KI-Euphorie ist verständlich, aber riskant. Nicht weil die Technologie enttäuschen müsste, sondern weil überzogene Erwartungen oft zu schlechten Entscheidungen führen. Ich sehe derzeit drei große Gefahren:
Gefahr 1: Überinvestition ohne Strategie
Wenn Milliarden in Projekte fließen, nur um 'irgendwas mit KI' zu machen, ist die Enttäuschung vorprogrammiert. Nachhaltiger Erfolg braucht messbaren ROI, kein FOMO-getriebenes Budget. Laut einer McKinsey-Studie scheitern rund 70 Prozent aller KI-Pilotprojekte an der Skalierung in den Produktionsbetrieb — nicht weil die Technologie versagt, sondern weil der Business Case von Anfang an unklar war.
Das typische Muster: Ein beeindruckender Prototyp wird in wenigen Wochen gebaut, dann folgen Monate des Ringens um Datenqualität, Integration in Legacy-Systeme und unklar definierte Erfolgskriterien. Am Ende wird das Projekt 'leise beerdigt'.
Gefahr 2: Vernachlässigung realer Risiken
Im Rausch der Möglichkeiten werden Probleme wie Halluzinationen oder Datenschutz oft als triviale Hürden abgetan. Doch Sicherheit entsteht nicht von selbst, sie muss von Anfang an Teil der Architektur sein. Ein System, das in 95 Prozent der Fälle korrekt antwortet, hat in den restlichen 5 Prozent potenziell katastrophale Auswirkungen — etwa in der medizinischen Diagnostik, der juristischen Recherche oder der Finanzanalyse.
Dazu kommt das 'Confidence Problem': LLMs präsentieren falsche Antworten mit derselben Überzeugung wie richtige. Ohne robuste Validierungsmechanismen wird diese Eigenschaft zum Haftungsrisiko.
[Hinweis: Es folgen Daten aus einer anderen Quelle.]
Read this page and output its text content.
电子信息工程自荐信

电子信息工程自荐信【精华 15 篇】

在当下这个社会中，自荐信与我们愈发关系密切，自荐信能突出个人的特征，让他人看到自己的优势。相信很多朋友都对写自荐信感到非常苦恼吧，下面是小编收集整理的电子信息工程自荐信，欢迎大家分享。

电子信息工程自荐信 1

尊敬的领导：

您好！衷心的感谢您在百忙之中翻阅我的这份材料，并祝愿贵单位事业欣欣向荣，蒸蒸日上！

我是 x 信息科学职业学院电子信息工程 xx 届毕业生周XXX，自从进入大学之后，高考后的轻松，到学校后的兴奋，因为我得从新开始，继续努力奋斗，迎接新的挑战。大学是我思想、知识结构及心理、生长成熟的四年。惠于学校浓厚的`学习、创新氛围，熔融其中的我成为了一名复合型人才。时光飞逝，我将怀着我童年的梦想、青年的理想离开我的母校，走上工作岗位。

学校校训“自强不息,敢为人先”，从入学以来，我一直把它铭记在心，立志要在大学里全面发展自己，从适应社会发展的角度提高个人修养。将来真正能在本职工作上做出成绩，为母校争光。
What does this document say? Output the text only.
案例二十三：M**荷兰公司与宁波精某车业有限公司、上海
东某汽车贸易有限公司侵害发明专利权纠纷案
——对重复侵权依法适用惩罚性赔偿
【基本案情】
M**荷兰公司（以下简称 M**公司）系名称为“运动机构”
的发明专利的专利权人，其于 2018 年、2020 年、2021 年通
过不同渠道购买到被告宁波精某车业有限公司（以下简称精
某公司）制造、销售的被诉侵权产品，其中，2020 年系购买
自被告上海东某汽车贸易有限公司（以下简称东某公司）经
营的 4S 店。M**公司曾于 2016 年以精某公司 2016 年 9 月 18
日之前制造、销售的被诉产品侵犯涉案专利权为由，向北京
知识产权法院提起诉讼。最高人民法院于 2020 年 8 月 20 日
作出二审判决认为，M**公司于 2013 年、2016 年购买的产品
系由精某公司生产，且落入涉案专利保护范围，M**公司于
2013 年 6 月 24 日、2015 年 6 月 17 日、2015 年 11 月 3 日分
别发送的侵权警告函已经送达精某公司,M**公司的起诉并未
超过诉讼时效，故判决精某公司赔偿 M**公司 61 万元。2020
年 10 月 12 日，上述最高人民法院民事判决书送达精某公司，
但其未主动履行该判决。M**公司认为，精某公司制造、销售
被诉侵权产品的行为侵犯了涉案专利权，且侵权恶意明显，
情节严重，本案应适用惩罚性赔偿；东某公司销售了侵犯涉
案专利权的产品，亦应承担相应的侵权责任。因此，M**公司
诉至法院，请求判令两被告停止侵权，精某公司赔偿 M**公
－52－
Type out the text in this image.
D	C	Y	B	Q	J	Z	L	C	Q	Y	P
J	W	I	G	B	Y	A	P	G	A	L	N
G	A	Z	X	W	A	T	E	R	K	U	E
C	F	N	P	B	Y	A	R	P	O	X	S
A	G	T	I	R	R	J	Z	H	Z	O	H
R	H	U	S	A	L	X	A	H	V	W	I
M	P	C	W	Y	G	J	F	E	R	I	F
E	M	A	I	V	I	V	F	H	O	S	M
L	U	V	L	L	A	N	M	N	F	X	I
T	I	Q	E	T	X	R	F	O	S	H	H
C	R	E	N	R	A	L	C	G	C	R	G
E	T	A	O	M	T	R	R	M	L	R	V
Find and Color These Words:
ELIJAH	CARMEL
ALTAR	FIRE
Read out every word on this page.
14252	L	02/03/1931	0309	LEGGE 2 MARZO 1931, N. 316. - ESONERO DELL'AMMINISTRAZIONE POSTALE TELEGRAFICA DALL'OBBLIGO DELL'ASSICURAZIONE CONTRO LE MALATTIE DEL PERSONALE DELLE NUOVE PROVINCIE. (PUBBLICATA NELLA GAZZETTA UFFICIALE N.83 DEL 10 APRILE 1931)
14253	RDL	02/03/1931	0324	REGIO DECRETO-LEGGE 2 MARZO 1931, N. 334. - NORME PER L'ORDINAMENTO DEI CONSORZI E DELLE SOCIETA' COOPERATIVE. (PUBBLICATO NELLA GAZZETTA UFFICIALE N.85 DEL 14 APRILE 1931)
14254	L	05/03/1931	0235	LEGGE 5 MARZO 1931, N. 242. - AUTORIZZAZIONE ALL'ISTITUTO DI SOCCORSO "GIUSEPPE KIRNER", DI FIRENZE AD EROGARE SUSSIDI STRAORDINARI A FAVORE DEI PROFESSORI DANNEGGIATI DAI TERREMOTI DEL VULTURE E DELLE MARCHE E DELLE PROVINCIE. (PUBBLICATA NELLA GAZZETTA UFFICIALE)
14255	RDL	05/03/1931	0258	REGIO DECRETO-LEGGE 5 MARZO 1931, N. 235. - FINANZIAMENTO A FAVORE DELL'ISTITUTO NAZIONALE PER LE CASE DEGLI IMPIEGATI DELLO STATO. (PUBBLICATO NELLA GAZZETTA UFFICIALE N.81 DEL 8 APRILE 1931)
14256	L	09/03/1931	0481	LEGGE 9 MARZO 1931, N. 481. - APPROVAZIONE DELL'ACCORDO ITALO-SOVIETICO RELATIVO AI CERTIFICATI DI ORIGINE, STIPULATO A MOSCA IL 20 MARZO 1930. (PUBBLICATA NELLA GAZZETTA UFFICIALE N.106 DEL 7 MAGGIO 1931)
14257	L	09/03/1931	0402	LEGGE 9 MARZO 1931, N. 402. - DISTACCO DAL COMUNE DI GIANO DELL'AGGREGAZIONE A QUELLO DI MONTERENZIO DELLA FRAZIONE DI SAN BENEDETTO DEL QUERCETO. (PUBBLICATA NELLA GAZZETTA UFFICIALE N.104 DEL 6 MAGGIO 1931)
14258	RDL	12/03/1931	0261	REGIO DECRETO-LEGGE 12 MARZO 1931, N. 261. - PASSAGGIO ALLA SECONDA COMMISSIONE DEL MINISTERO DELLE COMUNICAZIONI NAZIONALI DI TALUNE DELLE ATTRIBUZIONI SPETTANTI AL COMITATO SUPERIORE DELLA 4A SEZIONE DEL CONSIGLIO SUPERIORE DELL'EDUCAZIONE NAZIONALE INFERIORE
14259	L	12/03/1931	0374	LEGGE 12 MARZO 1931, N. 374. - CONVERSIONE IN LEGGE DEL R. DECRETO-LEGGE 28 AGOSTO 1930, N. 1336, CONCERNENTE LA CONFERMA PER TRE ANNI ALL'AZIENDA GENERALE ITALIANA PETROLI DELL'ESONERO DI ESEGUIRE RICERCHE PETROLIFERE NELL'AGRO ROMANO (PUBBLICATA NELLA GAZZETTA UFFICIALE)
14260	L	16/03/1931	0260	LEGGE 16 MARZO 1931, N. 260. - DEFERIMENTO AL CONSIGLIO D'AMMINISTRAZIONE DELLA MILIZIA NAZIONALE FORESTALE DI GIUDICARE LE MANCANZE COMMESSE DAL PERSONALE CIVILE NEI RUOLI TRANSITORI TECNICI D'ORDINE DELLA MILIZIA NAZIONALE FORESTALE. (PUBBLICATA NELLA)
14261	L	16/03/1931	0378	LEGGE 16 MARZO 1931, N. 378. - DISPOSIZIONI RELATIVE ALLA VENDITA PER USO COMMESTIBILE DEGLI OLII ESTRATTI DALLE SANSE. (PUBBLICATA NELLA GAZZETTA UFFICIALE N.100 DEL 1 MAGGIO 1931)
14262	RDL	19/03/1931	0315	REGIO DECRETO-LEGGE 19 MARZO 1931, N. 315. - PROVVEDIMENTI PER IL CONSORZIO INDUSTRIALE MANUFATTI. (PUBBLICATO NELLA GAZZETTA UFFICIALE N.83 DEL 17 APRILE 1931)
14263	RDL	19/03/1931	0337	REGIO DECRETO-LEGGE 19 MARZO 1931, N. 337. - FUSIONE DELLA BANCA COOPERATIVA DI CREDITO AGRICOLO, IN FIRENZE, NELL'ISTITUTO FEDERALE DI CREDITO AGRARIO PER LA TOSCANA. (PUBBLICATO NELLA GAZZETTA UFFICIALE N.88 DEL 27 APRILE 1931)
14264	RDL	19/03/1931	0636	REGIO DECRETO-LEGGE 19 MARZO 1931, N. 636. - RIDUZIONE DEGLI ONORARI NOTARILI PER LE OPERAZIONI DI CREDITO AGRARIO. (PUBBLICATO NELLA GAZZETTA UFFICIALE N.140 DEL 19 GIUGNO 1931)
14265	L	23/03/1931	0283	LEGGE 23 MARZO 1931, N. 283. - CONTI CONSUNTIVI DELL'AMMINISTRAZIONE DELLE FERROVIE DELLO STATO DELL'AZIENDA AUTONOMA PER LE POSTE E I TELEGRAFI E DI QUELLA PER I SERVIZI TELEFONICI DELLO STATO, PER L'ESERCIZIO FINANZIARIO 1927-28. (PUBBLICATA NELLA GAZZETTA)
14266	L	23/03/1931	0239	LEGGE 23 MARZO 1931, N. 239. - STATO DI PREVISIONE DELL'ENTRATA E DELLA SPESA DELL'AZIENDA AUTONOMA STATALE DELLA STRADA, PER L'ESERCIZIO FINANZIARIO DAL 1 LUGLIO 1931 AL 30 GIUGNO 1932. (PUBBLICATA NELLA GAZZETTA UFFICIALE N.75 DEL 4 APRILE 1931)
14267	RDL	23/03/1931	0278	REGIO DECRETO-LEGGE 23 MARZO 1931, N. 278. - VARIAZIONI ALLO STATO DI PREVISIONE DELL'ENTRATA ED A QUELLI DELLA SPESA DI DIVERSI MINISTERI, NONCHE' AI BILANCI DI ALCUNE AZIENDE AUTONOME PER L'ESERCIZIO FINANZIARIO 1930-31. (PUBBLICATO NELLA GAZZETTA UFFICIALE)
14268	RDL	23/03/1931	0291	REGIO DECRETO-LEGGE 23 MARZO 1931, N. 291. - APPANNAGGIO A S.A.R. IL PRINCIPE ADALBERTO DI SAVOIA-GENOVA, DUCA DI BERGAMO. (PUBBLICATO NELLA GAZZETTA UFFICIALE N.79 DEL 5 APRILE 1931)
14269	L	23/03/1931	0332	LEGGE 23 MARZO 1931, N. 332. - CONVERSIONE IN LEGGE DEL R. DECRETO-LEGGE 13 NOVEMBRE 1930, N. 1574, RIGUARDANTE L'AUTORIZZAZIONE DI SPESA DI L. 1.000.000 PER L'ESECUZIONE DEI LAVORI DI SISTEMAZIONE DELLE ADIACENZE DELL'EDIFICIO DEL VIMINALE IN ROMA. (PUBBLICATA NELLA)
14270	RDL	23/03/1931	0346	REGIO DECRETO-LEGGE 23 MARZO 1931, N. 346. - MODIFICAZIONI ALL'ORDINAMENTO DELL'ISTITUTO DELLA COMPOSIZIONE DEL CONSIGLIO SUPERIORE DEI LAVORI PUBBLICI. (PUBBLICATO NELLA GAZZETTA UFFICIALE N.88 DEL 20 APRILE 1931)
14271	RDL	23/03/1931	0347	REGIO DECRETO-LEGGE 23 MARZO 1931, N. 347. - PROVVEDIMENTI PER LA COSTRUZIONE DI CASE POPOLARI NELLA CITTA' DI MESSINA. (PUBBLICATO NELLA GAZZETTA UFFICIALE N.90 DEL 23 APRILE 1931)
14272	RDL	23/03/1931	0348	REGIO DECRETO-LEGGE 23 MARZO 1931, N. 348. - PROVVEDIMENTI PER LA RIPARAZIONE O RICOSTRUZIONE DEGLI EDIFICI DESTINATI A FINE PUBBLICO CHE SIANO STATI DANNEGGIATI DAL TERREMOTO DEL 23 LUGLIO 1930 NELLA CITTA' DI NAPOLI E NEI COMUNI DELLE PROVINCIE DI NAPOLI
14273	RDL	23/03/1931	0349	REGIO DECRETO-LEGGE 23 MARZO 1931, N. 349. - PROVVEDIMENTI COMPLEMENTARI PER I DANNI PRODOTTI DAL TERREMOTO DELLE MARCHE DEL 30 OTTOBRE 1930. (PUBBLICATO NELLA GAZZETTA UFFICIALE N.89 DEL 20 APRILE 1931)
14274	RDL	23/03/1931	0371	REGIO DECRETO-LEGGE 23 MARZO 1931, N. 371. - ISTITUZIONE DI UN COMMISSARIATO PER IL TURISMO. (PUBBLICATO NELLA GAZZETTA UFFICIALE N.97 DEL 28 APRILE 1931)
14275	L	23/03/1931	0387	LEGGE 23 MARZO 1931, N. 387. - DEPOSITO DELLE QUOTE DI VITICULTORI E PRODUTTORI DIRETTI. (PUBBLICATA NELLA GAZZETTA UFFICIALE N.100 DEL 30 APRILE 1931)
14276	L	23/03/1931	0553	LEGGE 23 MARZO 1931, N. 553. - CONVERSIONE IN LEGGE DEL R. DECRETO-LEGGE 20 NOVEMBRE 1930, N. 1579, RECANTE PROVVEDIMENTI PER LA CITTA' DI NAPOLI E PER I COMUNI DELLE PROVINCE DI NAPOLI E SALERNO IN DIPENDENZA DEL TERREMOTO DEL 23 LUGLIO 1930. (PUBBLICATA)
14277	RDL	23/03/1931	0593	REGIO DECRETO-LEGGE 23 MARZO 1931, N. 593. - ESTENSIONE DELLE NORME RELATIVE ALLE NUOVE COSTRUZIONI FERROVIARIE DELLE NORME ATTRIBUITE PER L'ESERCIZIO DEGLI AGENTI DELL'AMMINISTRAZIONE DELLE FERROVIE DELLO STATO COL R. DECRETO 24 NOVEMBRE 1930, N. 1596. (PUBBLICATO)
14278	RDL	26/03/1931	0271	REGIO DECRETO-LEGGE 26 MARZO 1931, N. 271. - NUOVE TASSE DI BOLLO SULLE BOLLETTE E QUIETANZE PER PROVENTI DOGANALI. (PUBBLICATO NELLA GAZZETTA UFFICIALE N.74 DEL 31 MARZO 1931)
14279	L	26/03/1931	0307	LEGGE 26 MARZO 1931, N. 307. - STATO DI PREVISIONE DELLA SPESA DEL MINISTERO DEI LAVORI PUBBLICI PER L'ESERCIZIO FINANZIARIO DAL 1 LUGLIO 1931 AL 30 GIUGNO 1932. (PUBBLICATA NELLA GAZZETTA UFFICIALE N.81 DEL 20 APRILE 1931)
Gefahr 3: KI als Wundermittel-Fantasie
Wer glaubt, dass KI jedes strukturelle Problem eines Unternehmens löst, wird scheitern. KI ist ein mächtiges Werkzeug zur Prozessoptimierung, aber kein Ersatz für eine solide Geschäftsstrategie. Ein Unternehmen mit schlechten Daten, unklaren Prozessen und mangelnder Führung wird durch KI nicht besser — es wird seine Probleme nur schneller reproduzieren.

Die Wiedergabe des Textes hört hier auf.